I did not succumb to silence. Blessed liberty until
the evening meal. The woods around the lake are balm.

I walk their paths, turning his words, the Führer’s
and the terrifying prospect of war, over in my mind.

[1] Ibid, p 55


Felix describes the first time he secures a release

Chancellery, 26 August 1940

I actually pull it off! It happens like this: two weeks
ago Rosterg, to whom I owe Hartzwalde, pays me

a visit. Will I intervene for his factory foreman –
a decent, honest man imprisoned in a concentration

camp – for the simple sin of being a Social Democrat.
What can I do? Even the thought of approaching

The Herr with such a request scares me. Rosterg says
he knows I have H’s ear – perhaps I can influence him.

It would be absurd, dangerous. I take the details
and promptly forget about them. Two weeks pass

when H calls me for a debilitating attack.
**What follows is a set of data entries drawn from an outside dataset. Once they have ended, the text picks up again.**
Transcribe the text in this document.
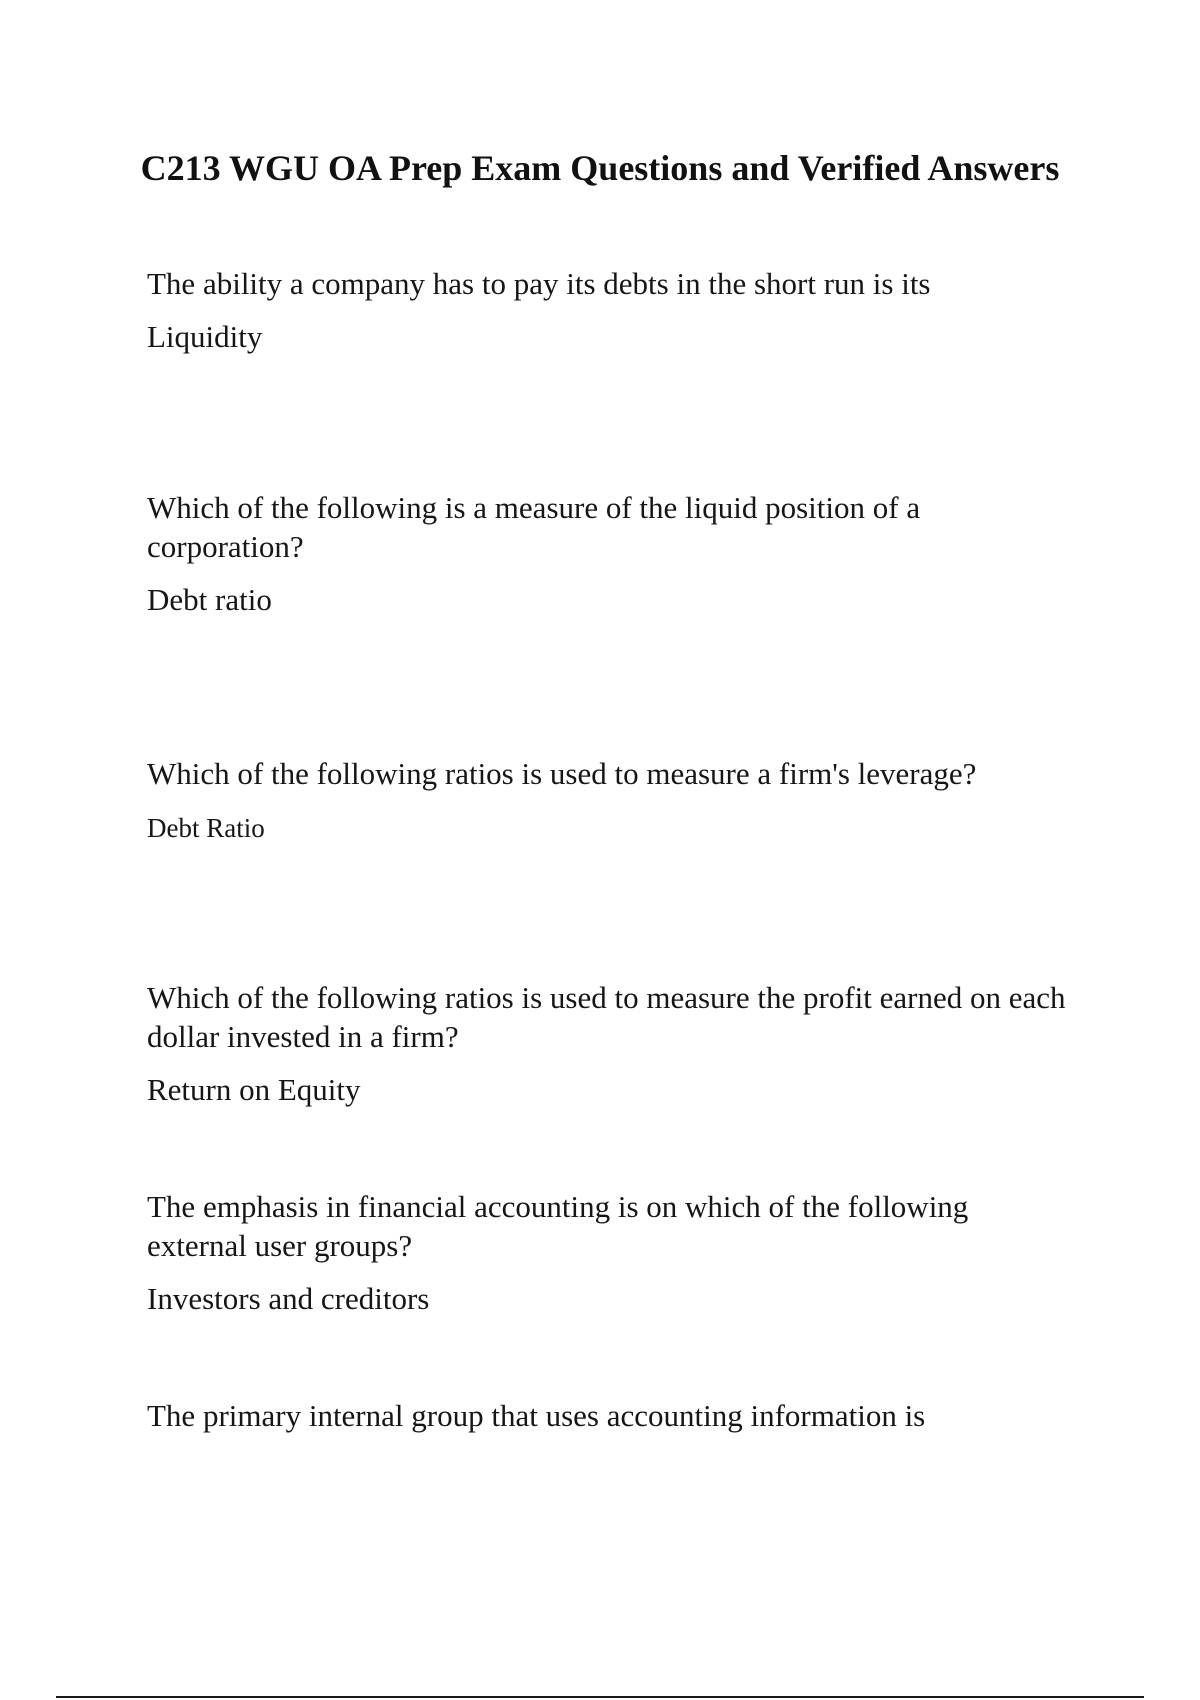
C213 WGU OA Prep Exam Questions and Verified Answers

The ability a company has to pay its debts in the short run is its

Liquidity

Which of the following is a measure of the liquid position of a corporation?

Debt ratio

Which of the following ratios is used to measure a firm's leverage?

Debt Ratio

Which of the following ratios is used to measure the profit earned on each dollar invested in a firm?

Return on Equity

The emphasis in financial accounting is on which of the following external user groups?

Investors and creditors

The primary internal group that uses accounting information is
Gruelling
work, but one by one, with extreme exertion,

I manage to undo his knots – for now. Because
his gut has been so twisted he is even more grateful

than usual. He says that he feels guilty for never
paying me. Instinctively I know I have an edge –

if I accept money I put myself under his control.
I tell him payment is impossible for incomplete cures.

And besides, I say, I know you are of slender means.
‘It is a principle with me never to accept payment

from poor people, I make rich clients pay for them!’[1]
Never been so effusive: Dear, dear Herr Kersten,

how can I ever thank you? In a moment of inspiration –
I recall Rosterg’s request. Pulling the man’s details

from my wallet I say: ‘My fee, Reichsführer – is
this man’s freedom!’ I see him struggle but in the end

he replies: ‘As it is you asking, of course I agree.’
He calls Brandt to effect the man’s release.